Łukasz Rudziński: Koordynowane przez ciebie Lekcje Niegrzeczności już od jakiegoś czasu miały opinie "prawie spektakli". Teraz idziecie o krok dalej i przygotowaliście z czytania performatywnego "Przygód Koziołka Matołka" pełnoprawny spektakl teatralny.

Michał Derlatka [na zdjęciu]: Właściwie wszystkie wcześniejsze Lekcje Niegrzeczności także robiliśmy z myślą o tym, że jest to szkic tego, co można by później pokazać na scenie. Kierując się wyborem tekstu czy estetyki myślę o nich jak o zaczynach do wykorzystania. I nieraz z tego później korzystam. Mam już dzięki Lekcjom zrobioną adaptację, gotowy pomysł na inscenizację i sprawdzoną reakcję publiczności na niektóre rozwiązania. To świetny punkt wyjścia do pracy nad przedstawieniem.

Powstały aż trzy Lekcje Niegrzeczności na bazie przygód Koziołka Matołka. W spektaklu też będzie "trzy w jednym"?

- Tak, ale z różnych względów z pierwszej części pozostało najmniej, a trzecia jest prezentowana praktycznie w całości.
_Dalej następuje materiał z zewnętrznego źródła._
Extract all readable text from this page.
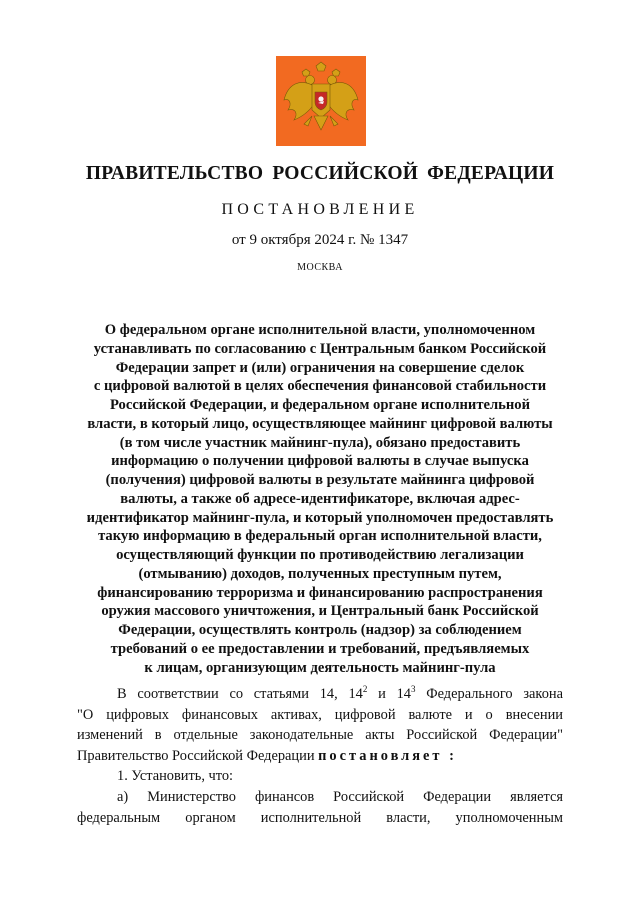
ПРАВИТЕЛЬСТВО РОССИЙСКОЙ ФЕДЕРАЦИИ
ПОСТАНОВЛЕНИЕ
от 9 октября 2024 г. № 1347
МОСКВА
О федеральном органе исполнительной власти, уполномоченном
устанавливать по согласованию с Центральным банком Российской
Федерации запрет и (или) ограничения на совершение сделок
с цифровой валютой в целях обеспечения финансовой стабильности
Российской Федерации, и федеральном органе исполнительной
власти, в который лицо, осуществляющее майнинг цифровой валюты
(в том числе участник майнинг-пула), обязано предоставить
информацию о получении цифровой валюты в случае выпуска
(получения) цифровой валюты в результате майнинга цифровой
валюты, а также об адресе-идентификаторе, включая адрес-
идентификатор майнинг-пула, и который уполномочен предоставлять
такую информацию в федеральный орган исполнительной власти,
осуществляющий функции по противодействию легализации
(отмыванию) доходов, полученных преступным путем,
финансированию терроризма и финансированию распространения
оружия массового уничтожения, и Центральный банк Российской
Федерации, осуществлять контроль (надзор) за соблюдением
требований о ее предоставлении и требований, предъявляемых
к лицам, организующим деятельность майнинг-пула
В соответствии со статьями 14, $14^2$ и $14^3$ Федерального закона
"О цифровых финансовых активах, цифровой валюте и о внесении
изменений в отдельные законодательные акты Российской Федерации"
Правительство Российской Федерации постановляет :
1. Установить, что:
а) Министерство финансов Российской Федерации является
федеральным органом исполнительной власти, уполномоченным
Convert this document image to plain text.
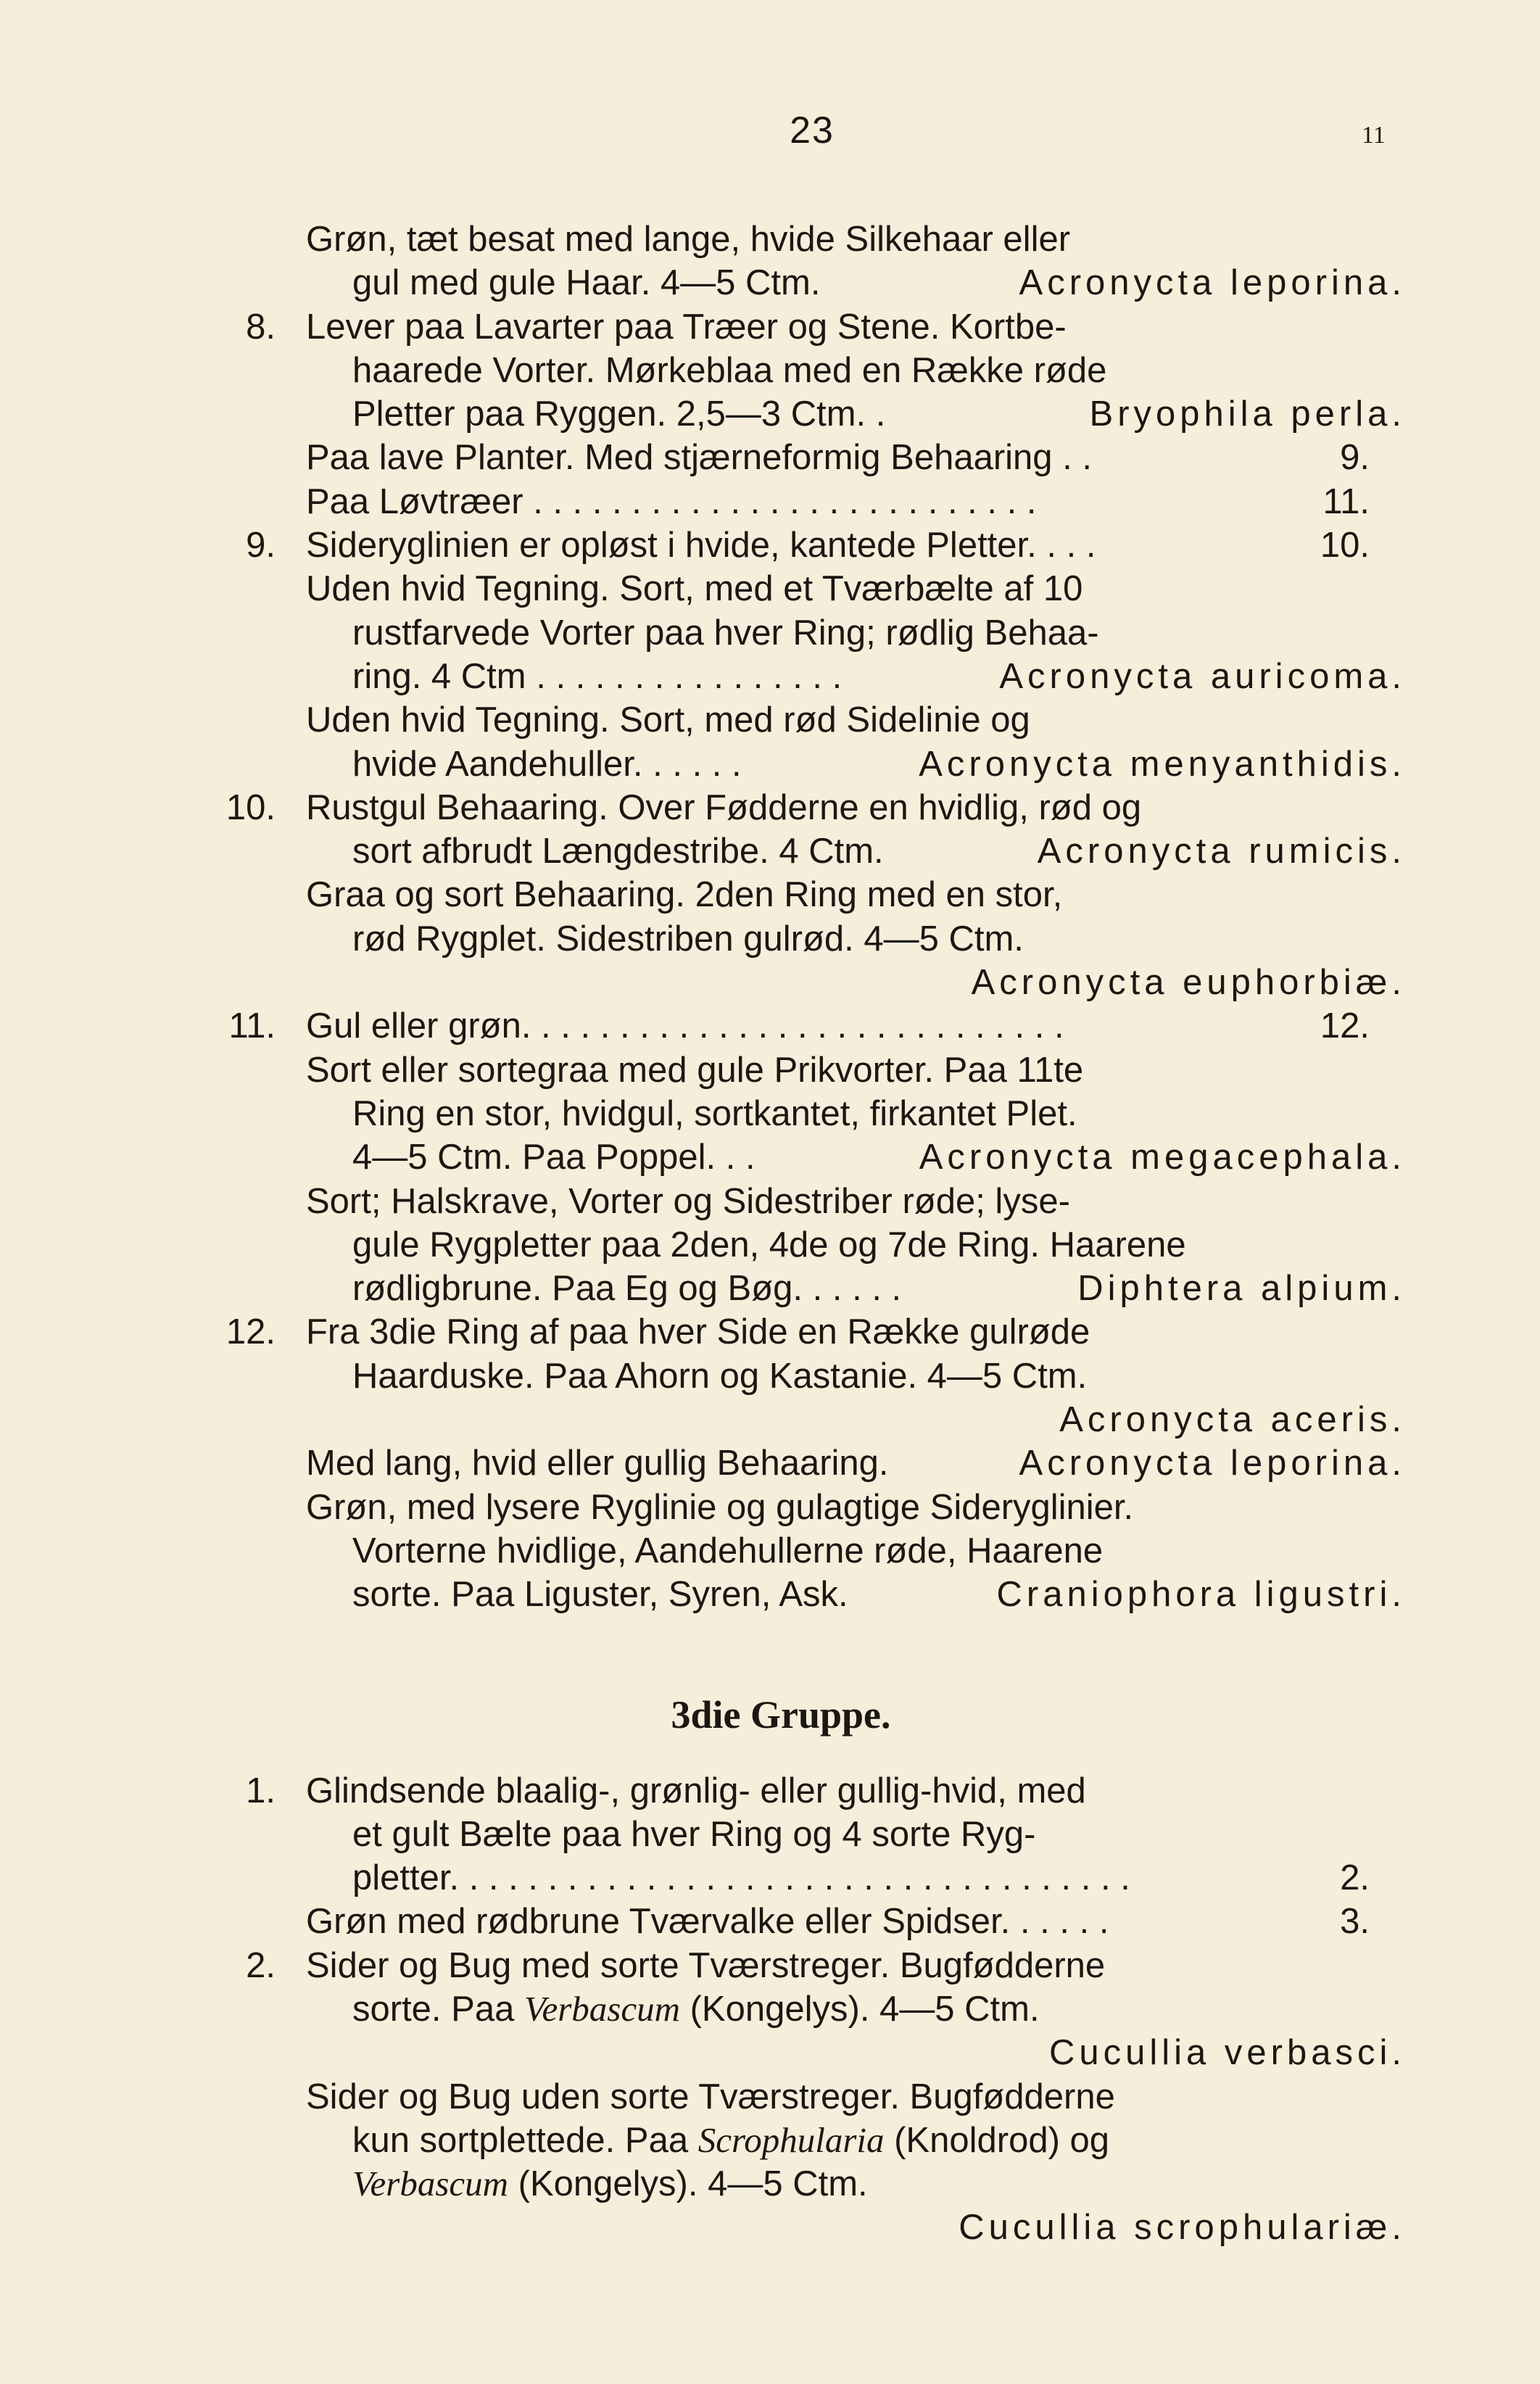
23	11
Grøn, tæt besat med lange, hvide Silkehaar eller
gul med gule Haar. 4—5 Ctm.	Acronycta leporina.
8. Lever paa Lavarter paa Træer og Stene. Kortbe-
haarede Vorter. Mørkeblaa med en Række røde
Pletter paa Ryggen. 2,5—3 Ctm. .	Bryophila perla.
Paa lave Planter. Med stjærneformig Behaaring . .	9.
Paa Løvtræer . . . . . . . . . . . . . . . . . . . . . . . . . .	11.
9. Sideryglinien er opløst i hvide, kantede Pletter. . . .	10.
Uden hvid Tegning. Sort, med et Tværbælte af 10
rustfarvede Vorter paa hver Ring; rødlig Behaa-
ring. 4 Ctm . . . . . . . . . . . . . . . .	Acronycta auricoma.
Uden hvid Tegning. Sort, med rød Sidelinie og
hvide Aandehuller. . . . . .	Acronycta menyanthidis.
10. Rustgul Behaaring. Over Fødderne en hvidlig, rød og
sort afbrudt Længdestribe. 4 Ctm.	Acronycta rumicis.
Graa og sort Behaaring. 2den Ring med en stor,
rød Rygplet. Sidestriben gulrød. 4—5 Ctm.
Acronycta euphorbiæ.
11. Gul eller grøn. . . . . . . . . . . . . . . . . . . . . . . . . . . .	12.
Sort eller sortegraa med gule Prikvorter. Paa 11te
Ring en stor, hvidgul, sortkantet, firkantet Plet.
4—5 Ctm. Paa Poppel. . .	Acronycta megacephala.
Sort; Halskrave, Vorter og Sidestriber røde; lyse-
gule Rygpletter paa 2den, 4de og 7de Ring. Haarene
rødligbrune. Paa Eg og Bøg. . . . . .	Diphtera alpium.
12. Fra 3die Ring af paa hver Side en Række gulrøde
Haarduske. Paa Ahorn og Kastanie. 4—5 Ctm.
Acronycta aceris.
Med lang, hvid eller gullig Behaaring.	Acronycta leporina.
Grøn, med lysere Ryglinie og gulagtige Sideryglinier.
Vorterne hvidlige, Aandehullerne røde, Haarene
sorte. Paa Liguster, Syren, Ask.	Craniophora ligustri.
3die Gruppe.
1. Glindsende blaalig-, grønlig- eller gullig-hvid, med
et gult Bælte paa hver Ring og 4 sorte Ryg-
pletter. . . . . . . . . . . . . . . . . . . . . . . . . . . . . . . . . . .	2.
Grøn med rødbrune Tværvalke eller Spidser. . . . . .	3.
2. Sider og Bug med sorte Tværstreger. Bugfødderne
sorte. Paa Verbascum (Kongelys). 4—5 Ctm.
Cucullia verbasci.
Sider og Bug uden sorte Tværstreger. Bugfødderne
kun sortplettede. Paa Scrophularia (Knoldrod) og
Verbascum (Kongelys). 4—5 Ctm.
Cucullia scrophulariæ.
Wynika to i ze względów dramaturgicznych, z decyzji co należy powtórzyć, a czego nie powtarzać, oraz z faktu, że spektakl nie może trwać za długo. Uda nam się go dzięki temu zamknąć w nieco ponad półtorej godziny, licząc z przerwą. Powstały aż trzy czytane części "Przygód Koziołka Matołka" byśmy mieli z czego wybierać i mogli stworzyć sceniczny "the best of" z Lekcji Niegrzeczności poświęconych temu bohaterowi.

W przypadku "Przygód Koziołka Matołka" urzeka też bardzo plastyczna scenografia, kreowana w dużej mierze "na żywo" przez rysownika, będącego istotnym "aktorem" widowiska.

- Wymyśliliśmy sobie, że będzie to biała przestrzeń, którą w trakcie spektaklu zarysowujemy. Koziołki powstały trzy i wszystkim przyświeca zasada, że na białej przestrzeni pojawia się graficzna kreska i następuje zagęszczanie tej kreski wraz z czasem trwania spektaklu. W pierwszej części przygód Koziołka zrobiliśmy tę kresę ilustracyjnie - komentowała nam zdarzenia na scenie w formie komiksowego rysunku. W kolejnych częściach trochę się zmieniła funkcja kreski. Pojawiają się naszkicowane postaci czy rekwizyty. Również dlatego na premierę teatralną wybraliśmy "Koziołka", bo ta forma i formuła spektaklu tak się rozwinęła.

Przesłanie Koziołka, który goni za ideą i zmierza do Pacanowa, wraz z motywem drogi jest szalenie popularnym i ogranym motywem w teatrze. Wzięcie na warsztat takiego bohatera to chyba bardzo wdzięczne zadanie?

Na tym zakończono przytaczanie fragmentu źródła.